Kwak Yoo-Kang, Choi Byung-Ock, Choi Kyu Hye, Lee Jong Hoon, Sung Soo Yoon, Lee Yun Hee
Department of Radiation Oncology, Seoul St. Mary's Hospital, College of Medicine, The Catholic University of Korea, Seoul, Korea.
Department of Radiation Oncology, St. Vincent's Hospital, College of Medicine, The Catholic University of Korea, Seoul, Korea.
Oncotarget. 2017 Nov 10;8(63):106858-106865. doi: 10.18632/oncotarget.22427. eCollection 2017 Dec 5.

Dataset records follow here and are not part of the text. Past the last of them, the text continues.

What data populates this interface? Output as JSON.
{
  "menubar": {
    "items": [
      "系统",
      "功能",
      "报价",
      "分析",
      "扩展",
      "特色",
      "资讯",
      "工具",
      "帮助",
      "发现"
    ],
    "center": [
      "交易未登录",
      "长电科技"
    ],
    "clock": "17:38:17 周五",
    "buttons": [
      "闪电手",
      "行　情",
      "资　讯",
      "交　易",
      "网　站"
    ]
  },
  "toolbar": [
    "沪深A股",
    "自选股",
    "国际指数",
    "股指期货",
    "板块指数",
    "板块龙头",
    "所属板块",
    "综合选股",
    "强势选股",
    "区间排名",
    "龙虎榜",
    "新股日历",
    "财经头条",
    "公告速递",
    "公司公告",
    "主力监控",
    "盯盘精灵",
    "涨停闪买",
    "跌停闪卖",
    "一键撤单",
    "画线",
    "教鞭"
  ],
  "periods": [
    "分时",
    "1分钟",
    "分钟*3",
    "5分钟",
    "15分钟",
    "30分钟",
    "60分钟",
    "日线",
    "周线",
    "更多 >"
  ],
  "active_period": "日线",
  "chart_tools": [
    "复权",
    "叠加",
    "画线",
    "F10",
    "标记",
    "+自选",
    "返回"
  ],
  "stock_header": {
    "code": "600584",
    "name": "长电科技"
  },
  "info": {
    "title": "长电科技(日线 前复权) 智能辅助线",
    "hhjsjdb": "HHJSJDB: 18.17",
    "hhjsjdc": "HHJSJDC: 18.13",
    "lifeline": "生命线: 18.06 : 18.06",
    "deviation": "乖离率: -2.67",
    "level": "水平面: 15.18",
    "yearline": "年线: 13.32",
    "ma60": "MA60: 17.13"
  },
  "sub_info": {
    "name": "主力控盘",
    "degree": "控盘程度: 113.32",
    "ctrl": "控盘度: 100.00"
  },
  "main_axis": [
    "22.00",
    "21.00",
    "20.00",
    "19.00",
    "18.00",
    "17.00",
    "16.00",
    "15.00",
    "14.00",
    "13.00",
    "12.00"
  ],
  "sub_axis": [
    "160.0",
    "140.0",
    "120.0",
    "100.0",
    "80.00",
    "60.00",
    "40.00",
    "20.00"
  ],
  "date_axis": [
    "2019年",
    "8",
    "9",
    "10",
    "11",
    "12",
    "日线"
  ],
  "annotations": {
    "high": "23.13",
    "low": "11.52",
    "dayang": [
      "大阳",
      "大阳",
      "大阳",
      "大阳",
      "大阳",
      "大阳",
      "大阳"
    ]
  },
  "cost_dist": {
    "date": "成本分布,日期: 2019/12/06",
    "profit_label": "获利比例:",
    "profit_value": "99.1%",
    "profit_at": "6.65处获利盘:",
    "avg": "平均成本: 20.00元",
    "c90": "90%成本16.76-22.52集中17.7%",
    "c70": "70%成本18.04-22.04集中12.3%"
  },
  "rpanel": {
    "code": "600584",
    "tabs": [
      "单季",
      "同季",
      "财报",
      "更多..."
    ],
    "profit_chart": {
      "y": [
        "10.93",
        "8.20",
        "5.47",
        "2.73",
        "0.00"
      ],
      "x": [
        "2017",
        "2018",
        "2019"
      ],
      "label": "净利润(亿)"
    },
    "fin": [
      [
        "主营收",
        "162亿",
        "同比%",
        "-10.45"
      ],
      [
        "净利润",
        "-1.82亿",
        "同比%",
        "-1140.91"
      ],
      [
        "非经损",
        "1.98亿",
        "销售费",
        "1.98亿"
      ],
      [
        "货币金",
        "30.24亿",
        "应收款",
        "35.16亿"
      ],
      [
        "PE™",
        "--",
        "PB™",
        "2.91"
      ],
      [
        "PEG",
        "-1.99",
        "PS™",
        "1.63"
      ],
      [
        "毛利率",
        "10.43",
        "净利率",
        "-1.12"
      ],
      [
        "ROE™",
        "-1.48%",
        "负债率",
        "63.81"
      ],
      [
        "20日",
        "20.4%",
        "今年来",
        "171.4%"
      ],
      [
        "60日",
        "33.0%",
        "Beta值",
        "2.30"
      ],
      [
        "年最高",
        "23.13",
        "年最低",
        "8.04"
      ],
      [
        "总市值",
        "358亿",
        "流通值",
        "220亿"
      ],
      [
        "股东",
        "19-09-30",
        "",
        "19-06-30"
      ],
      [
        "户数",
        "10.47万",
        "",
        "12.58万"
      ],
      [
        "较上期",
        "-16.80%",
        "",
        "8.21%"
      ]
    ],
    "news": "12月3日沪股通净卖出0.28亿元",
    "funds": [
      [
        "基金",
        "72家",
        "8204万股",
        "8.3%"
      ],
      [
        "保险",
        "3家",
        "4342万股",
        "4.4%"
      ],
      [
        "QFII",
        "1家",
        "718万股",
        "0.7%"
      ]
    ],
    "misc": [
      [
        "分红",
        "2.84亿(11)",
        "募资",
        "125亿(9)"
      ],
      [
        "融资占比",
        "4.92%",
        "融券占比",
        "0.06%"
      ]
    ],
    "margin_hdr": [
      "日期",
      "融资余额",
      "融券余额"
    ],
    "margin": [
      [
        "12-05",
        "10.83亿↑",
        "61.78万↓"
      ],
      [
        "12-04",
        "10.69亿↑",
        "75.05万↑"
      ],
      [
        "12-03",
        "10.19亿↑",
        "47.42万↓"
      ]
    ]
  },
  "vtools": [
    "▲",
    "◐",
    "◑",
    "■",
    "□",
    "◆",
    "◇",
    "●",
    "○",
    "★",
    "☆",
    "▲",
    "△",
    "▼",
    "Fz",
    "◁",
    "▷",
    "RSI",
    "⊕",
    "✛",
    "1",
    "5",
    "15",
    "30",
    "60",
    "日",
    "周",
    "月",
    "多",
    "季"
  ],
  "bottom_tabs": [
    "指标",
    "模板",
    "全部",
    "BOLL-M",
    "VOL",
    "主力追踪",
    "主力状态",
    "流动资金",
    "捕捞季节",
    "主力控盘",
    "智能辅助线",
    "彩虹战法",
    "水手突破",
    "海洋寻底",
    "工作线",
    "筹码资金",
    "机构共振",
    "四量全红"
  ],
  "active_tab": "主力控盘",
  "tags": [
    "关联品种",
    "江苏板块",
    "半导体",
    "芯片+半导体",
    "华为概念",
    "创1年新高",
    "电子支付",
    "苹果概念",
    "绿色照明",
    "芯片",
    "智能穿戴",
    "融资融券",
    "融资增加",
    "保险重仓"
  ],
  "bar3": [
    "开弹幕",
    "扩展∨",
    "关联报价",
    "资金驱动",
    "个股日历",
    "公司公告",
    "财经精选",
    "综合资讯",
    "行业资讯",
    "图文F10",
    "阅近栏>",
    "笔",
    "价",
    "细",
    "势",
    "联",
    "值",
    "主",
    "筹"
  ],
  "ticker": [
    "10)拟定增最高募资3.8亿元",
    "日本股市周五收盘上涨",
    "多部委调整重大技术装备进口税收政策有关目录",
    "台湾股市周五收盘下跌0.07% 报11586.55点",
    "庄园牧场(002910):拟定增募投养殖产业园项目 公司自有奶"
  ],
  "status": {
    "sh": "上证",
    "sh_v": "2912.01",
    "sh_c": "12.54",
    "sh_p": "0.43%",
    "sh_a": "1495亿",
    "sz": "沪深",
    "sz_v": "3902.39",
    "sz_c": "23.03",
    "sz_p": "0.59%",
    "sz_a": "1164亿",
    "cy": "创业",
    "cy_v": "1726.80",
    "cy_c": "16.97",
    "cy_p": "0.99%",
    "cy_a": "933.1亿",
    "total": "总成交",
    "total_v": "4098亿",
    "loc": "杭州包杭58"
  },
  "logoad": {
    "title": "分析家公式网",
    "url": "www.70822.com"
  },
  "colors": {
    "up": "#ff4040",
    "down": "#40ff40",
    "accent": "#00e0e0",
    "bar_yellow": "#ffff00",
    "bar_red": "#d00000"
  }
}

The standard treatment for primary central nervous system (CNS) lymphoma is based on chemotherapy. However, there are patients who are not indicated for chemotherapy and when left untreated, the expected functional outcomes for these patients are devastating since the disease causes various neurologic symptoms. Therefore, we assessed the effects of radiotherapy as an alternative therapy in primary CNS lymphoma. Thirty-two patients were diagnosed with primary CNS lymphoma and treated with radiotherapy alone. Patients received whole brain radiotherapy (WBRT) to a median dose of 30 Gy (range, 14.4-50 Gy) and the median total radiotherapy dose was 50 Gy (range, 30-54 Gy). The status on neurologic symptoms before and after radiotherapy was inquired during the regular follow-ups. The progression-free survival (PFS) and overall survival (OS) rates for the enrolled patients were calculated. The median follow-up time was 21 months. All but one of the patients presented with neurologic symptoms. The most common symptoms were hemiparesis and headache. After radiotherapy, these symptoms were relieved in 27 patients (84.4%). The median PFS and OS rates were 15.8 and 16.3 months, respectively. Twenty patients (62.5%) experienced recurrent disease at follow up and among them, fifteen patients (46.9%) had intracranial recurrence. The median intracranial PFS was 19.3 months. Untreated primary CNS lymphoma causes neurologic deficits and the survival after only supportive care is poor. Therefore, when chemotherapy is unfeasible, an alternative treatment should be applied and radiotherapy can be a practical option.
原发性中枢神经系统(CNS)淋巴瘤的标准治疗方法是化疗。然而,有些患者不适合化疗,如果不进行治疗,这些患者的预期功能结局将是毁灭性的,因为该疾病会引发各种神经症状。因此,我们评估了放射治疗作为原发性CNS淋巴瘤替代疗法的效果。32例患者被诊断为原发性CNS淋巴瘤并仅接受了放射治疗。患者接受全脑放射治疗(WBRT),中位剂量为30 Gy(范围为14.4 - 50 Gy),中位总放射剂量为50 Gy(范围为30 - 54 Gy)。在定期随访期间询问放疗前后的神经症状状态。计算入组患者的无进展生存期(PFS)和总生存期(OS)率。中位随访时间为21个月。除1例患者外,所有患者均出现神经症状。最常见的症状是偏瘫和头痛。放疗后,27例患者(84.4%)的这些症状得到缓解。中位PFS和OS率分别为15.8个月和16.3个月。20例患者(62.5%)在随访时出现疾病复发,其中15例患者(46.9%)发生颅内复发。中位颅内PFS为19.3个月。未经治疗的原发性CNS淋巴瘤会导致神经功能缺损,仅接受支持治疗后的生存率很低。因此,当化疗不可行时,应采用替代治疗方法,放射治疗可能是一种可行的选择。